当然,你们如果做的太过分的话……就别怪他已读不回、人间蒸发了。」
「在下明白。」
古斯塔夫苦笑一声,叹息,能这么对铸犁匠指指点点的说点怪话的,也就只有天炉了。对于他来说,宗师所作所为,又如何是自己能够揣度和编排的?
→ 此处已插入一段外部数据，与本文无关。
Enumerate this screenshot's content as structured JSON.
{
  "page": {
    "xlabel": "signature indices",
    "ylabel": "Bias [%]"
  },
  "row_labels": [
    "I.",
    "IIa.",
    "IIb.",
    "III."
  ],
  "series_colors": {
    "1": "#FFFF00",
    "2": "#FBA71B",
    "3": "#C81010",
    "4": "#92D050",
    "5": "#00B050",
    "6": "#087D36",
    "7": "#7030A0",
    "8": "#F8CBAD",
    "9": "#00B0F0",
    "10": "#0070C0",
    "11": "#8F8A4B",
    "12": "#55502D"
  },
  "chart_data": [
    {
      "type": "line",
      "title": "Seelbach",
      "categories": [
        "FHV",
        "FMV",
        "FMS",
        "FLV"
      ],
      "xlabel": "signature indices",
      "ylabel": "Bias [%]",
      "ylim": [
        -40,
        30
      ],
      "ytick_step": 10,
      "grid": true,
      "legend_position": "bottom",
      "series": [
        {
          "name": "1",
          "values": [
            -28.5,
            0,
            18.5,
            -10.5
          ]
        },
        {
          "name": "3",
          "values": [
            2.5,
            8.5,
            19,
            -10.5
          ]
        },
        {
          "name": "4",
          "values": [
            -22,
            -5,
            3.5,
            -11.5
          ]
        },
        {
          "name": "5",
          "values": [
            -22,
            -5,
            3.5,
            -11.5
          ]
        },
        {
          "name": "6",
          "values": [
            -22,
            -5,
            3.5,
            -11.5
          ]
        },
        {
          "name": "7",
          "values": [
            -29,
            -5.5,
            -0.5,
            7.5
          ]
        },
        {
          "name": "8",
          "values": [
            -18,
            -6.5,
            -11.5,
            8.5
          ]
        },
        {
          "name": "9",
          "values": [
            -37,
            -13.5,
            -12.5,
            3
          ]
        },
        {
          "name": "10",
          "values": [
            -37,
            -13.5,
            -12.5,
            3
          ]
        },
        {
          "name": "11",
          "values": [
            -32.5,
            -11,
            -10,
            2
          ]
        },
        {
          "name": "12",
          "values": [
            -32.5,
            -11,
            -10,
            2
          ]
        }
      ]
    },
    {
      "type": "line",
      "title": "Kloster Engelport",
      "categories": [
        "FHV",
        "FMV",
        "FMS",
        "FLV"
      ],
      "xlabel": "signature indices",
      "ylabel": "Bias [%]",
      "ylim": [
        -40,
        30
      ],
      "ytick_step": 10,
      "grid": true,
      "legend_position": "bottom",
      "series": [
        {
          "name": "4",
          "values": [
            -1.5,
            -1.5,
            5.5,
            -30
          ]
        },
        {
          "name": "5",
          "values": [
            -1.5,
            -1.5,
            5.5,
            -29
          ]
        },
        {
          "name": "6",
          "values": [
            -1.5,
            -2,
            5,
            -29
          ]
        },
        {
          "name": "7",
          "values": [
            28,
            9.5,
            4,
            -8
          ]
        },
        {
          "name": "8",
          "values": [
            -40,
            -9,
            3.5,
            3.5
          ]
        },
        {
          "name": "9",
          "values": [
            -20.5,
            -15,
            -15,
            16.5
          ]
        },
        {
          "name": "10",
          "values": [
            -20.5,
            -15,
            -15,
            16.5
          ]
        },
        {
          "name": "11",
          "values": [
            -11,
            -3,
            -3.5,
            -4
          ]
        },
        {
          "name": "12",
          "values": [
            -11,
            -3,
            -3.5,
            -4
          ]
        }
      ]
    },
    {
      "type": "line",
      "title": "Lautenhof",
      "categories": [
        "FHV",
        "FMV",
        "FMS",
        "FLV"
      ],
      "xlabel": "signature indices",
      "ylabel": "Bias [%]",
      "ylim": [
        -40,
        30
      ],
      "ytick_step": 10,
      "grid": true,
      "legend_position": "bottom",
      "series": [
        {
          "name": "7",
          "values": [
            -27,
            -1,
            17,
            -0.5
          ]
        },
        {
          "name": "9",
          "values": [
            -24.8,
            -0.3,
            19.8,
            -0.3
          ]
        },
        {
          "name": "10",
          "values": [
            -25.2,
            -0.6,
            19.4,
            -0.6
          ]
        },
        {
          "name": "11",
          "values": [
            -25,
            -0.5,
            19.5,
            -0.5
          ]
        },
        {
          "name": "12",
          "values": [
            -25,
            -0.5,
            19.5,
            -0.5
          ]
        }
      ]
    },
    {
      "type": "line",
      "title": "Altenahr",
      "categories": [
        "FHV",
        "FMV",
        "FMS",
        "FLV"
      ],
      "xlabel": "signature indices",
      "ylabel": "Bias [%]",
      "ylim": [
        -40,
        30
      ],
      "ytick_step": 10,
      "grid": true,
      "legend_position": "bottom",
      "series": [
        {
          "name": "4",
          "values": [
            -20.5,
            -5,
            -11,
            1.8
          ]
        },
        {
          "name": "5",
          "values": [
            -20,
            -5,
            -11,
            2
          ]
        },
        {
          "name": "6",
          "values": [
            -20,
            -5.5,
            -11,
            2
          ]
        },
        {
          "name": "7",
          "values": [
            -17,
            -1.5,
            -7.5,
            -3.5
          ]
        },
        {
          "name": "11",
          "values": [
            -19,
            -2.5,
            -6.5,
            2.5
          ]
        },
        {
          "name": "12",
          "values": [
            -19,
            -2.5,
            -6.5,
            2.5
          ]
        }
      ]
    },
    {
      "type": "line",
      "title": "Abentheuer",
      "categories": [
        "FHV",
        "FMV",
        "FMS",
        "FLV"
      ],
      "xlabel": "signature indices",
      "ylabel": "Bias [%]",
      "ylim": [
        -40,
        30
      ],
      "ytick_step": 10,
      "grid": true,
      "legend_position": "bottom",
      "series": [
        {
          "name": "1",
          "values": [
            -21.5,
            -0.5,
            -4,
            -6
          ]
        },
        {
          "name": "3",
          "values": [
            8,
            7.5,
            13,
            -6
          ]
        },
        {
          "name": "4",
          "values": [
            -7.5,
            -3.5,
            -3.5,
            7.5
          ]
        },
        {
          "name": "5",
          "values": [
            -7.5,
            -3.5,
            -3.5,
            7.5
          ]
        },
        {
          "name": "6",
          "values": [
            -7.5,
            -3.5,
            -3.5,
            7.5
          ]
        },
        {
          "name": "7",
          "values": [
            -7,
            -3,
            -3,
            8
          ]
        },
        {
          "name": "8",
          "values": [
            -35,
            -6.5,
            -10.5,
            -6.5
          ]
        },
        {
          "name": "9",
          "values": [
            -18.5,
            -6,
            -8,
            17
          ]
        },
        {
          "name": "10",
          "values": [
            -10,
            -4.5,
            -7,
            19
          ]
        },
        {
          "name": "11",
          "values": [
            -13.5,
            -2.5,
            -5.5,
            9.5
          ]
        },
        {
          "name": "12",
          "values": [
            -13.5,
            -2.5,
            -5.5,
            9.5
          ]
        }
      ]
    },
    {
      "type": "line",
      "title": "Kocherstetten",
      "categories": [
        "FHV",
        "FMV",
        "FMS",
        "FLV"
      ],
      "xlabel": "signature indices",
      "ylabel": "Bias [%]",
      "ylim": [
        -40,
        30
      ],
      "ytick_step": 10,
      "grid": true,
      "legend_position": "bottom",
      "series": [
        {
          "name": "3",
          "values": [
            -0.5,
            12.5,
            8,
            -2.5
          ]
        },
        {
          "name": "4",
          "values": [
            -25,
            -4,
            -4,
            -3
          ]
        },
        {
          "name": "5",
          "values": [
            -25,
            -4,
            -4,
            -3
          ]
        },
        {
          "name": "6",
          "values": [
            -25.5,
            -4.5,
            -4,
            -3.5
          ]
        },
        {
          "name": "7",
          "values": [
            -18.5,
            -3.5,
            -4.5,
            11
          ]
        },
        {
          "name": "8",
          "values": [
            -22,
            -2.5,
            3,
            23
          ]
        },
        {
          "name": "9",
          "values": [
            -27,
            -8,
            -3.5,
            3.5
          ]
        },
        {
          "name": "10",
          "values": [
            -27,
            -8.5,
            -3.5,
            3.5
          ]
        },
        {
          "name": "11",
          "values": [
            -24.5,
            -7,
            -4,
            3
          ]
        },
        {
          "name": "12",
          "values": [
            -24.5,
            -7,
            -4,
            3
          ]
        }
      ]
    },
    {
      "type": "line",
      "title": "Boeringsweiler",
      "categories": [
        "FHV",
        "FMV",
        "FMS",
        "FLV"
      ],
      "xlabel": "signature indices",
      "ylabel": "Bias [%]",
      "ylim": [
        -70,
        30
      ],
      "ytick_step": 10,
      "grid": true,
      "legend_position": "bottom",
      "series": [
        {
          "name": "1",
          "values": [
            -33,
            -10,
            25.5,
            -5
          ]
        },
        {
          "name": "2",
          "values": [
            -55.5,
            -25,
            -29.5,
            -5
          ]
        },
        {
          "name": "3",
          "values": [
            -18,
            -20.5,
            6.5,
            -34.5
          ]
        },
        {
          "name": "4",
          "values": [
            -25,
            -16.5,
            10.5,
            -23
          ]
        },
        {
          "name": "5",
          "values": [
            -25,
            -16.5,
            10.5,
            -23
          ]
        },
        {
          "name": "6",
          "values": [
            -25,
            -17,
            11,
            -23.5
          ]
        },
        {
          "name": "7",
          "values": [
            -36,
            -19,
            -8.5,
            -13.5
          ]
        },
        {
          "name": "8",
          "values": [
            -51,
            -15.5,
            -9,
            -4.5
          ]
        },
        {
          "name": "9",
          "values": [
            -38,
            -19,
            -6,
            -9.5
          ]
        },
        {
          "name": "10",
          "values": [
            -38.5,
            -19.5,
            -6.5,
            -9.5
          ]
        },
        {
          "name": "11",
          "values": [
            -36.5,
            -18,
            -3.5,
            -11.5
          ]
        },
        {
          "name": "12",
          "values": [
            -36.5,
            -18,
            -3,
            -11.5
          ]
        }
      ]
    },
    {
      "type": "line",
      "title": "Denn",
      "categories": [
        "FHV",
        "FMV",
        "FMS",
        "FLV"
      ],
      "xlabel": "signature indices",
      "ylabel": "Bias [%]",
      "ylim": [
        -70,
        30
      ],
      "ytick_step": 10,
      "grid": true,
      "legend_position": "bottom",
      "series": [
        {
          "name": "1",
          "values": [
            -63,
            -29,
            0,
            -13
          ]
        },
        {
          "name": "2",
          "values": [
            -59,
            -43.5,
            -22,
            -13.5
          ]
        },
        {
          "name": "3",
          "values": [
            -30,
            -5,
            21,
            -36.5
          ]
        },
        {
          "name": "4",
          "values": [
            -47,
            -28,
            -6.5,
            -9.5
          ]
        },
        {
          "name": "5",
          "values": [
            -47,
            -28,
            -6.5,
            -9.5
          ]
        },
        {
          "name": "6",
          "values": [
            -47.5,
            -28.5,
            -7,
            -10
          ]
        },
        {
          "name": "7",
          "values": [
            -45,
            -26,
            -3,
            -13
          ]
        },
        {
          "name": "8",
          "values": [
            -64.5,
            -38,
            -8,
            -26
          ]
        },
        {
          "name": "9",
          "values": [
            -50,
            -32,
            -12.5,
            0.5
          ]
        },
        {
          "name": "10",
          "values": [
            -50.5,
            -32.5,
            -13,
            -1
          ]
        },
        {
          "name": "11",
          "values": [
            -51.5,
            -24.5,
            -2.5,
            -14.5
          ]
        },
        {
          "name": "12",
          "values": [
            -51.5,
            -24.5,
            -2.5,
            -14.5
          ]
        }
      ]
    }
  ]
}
他放下了手里的茶杯,肃然说道:「此次胜负,仰赖阁下之把控,协会发自内心的感激涕零,有劳您辛苦一场。」
「我再怎么样也是天炉,没必要这么客气。」天炉随意的摆了摆手:「我猜你来找我,也不是为了说这个吧?」
于是,古斯塔夫沉默。
许久,轻叹著,深吸了一口气,直白的发问道:「宗师是讨厌如今的协会的吧?」
「……」
天炉的眉头微微挑起,回头,看向了他,没想到,他居然会如此直白,纯粹从胆色和气魄上,倒是胜出了德隆不少。
可对此,他也并不隐瞒,「只是,没那么喜欢。」
「我明白了。」
古斯塔夫低下头,没有再说话,却听见天炉的声音:「虽然看不惯,但这样也很好,毕竟造化同样也是余烬的一面,哪怕我是天炉,也没可能要每个人都跟我想的一样。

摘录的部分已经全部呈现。